I was lucky enough to meet Mest when he was painting this piece, just a couple of days before the Italy v England Euro 21 cup final. Perhaps the less said about the result of that match, the better, although being an Italophile, losing to the Italians wasn’t so bad.
Mest wasn’t at all what I expected, but then I can’t think of a single artist who looked anything like I thought they might before I met them. His simple large letters in white are embellished with a large red cross through the middle to create a Mestivellian St George cross, The whole thing neatly bound with a black and blue border. A nice patriotic football piece. I must be getting close to having enough of his work for a gallery.
There is an interesting crossover with this piece from Soker in so much as it is an Upfest 75×75 piece from a Bristol graffiti writer who produces this kind of thing regularly all around the city to this high standard, without being ‘special’ event pieces. I’m not sure if I articulated that very well, but perhaps what I mean is that we are spoilt in Bristol with having so many outstanding writers like Soker.
This is a lovely clean and colourful design from Soker, spelling SOKEM. There are two or three colour/fill themes going on through the letters and a central vanishing point for the 3D shading. This is what great graffiti writing looks like.
This post contains two things I love about Bristol street art; Moon Street and Laic217. I think that Moon Street was central to my love for street and graffiti art, as it was on my walking route to work, along with The Bearpit.
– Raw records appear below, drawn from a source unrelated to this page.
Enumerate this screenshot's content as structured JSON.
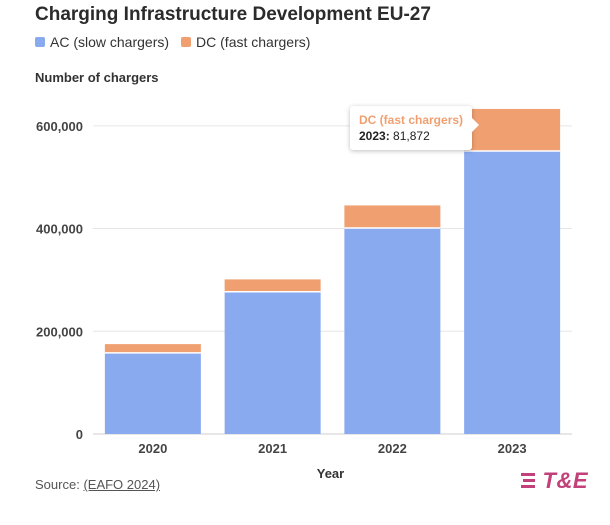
{
  "header": {
    "title": "Charging Infrastructure Development EU-27"
  },
  "legend": [
    {
      "label": "AC (slow chargers)",
      "color": "#8aaaf0"
    },
    {
      "label": "DC (fast chargers)",
      "color": "#f0a070"
    }
  ],
  "tooltip": {
    "series": "DC (fast chargers)",
    "year": "2023:",
    "value": "81,872"
  },
  "footer": {
    "source_prefix": "Source:",
    "source_link": "(EAFO 2024)",
    "logo_text": "T&E"
  },
  "chart_data": {
    "type": "bar",
    "stacked": true,
    "title": "Charging Infrastructure Development EU-27",
    "xlabel": "Year",
    "ylabel": "Number of chargers",
    "categories": [
      "2020",
      "2021",
      "2022",
      "2023"
    ],
    "series": [
      {
        "name": "AC (slow chargers)",
        "color": "#8aaaf0",
        "values": [
          158000,
          277000,
          401000,
          551000
        ]
      },
      {
        "name": "DC (fast chargers)",
        "color": "#f0a070",
        "values": [
          17000,
          24000,
          44000,
          81872
        ]
      }
    ],
    "ylim": [
      0,
      660000
    ],
    "yticks": [
      0,
      200000,
      400000,
      600000
    ],
    "ytick_labels": [
      "0",
      "200,000",
      "400,000",
      "600,000"
    ],
    "grid": true,
    "legend": "top-left"
  }
}
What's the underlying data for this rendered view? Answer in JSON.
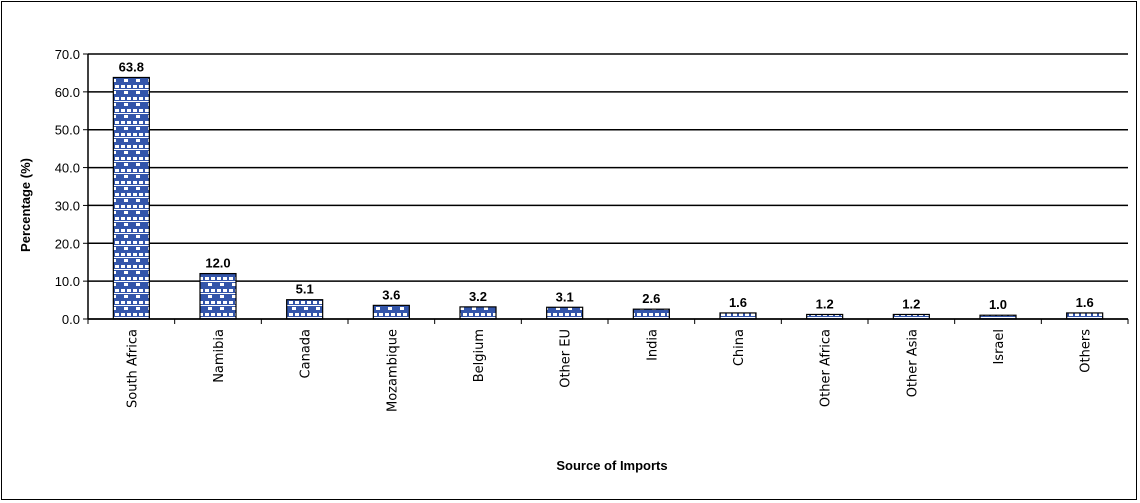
{
  "chart_data": {
    "type": "bar",
    "title": "",
    "xlabel": "Source of Imports",
    "ylabel": "Percentage (%)",
    "ylim": [
      0,
      70
    ],
    "yticks": [
      "0.0",
      "10.0",
      "20.0",
      "30.0",
      "40.0",
      "50.0",
      "60.0",
      "70.0"
    ],
    "grid": true,
    "categories": [
      "South Africa",
      "Namibia",
      "Canada",
      "Mozambique",
      "Belgium",
      "Other EU",
      "India",
      "China",
      "Other Africa",
      "Other Asia",
      "Israel",
      "Others"
    ],
    "values": [
      63.8,
      12.0,
      5.1,
      3.6,
      3.2,
      3.1,
      2.6,
      1.6,
      1.2,
      1.2,
      1.0,
      1.6
    ],
    "value_labels": [
      "63.8",
      "12.0",
      "5.1",
      "3.6",
      "3.2",
      "3.1",
      "2.6",
      "1.6",
      "1.2",
      "1.2",
      "1.0",
      "1.6"
    ],
    "bar_color": "#3355aa",
    "bar_pattern": "blue-white brick",
    "legend": "none"
  }
}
Both are, sadly, spots in decline. The Bearpit has been sanitised and painted with anti-graffiti paint, and Moon Street is on the edge of a huge gentrification development programme in the Stokes Croft area, and fewer artists visit these days, preferring other less disturbed spots.
This nice trippy skeleton piece is by Laic217, and I think I have said enough in previous posts about how much I enjoy his work. Three things stand out for me, the lovely folds in the hoodie material, the pink glasses and the smiley bucket hat. This piece couldn’t possibly be by anyone else.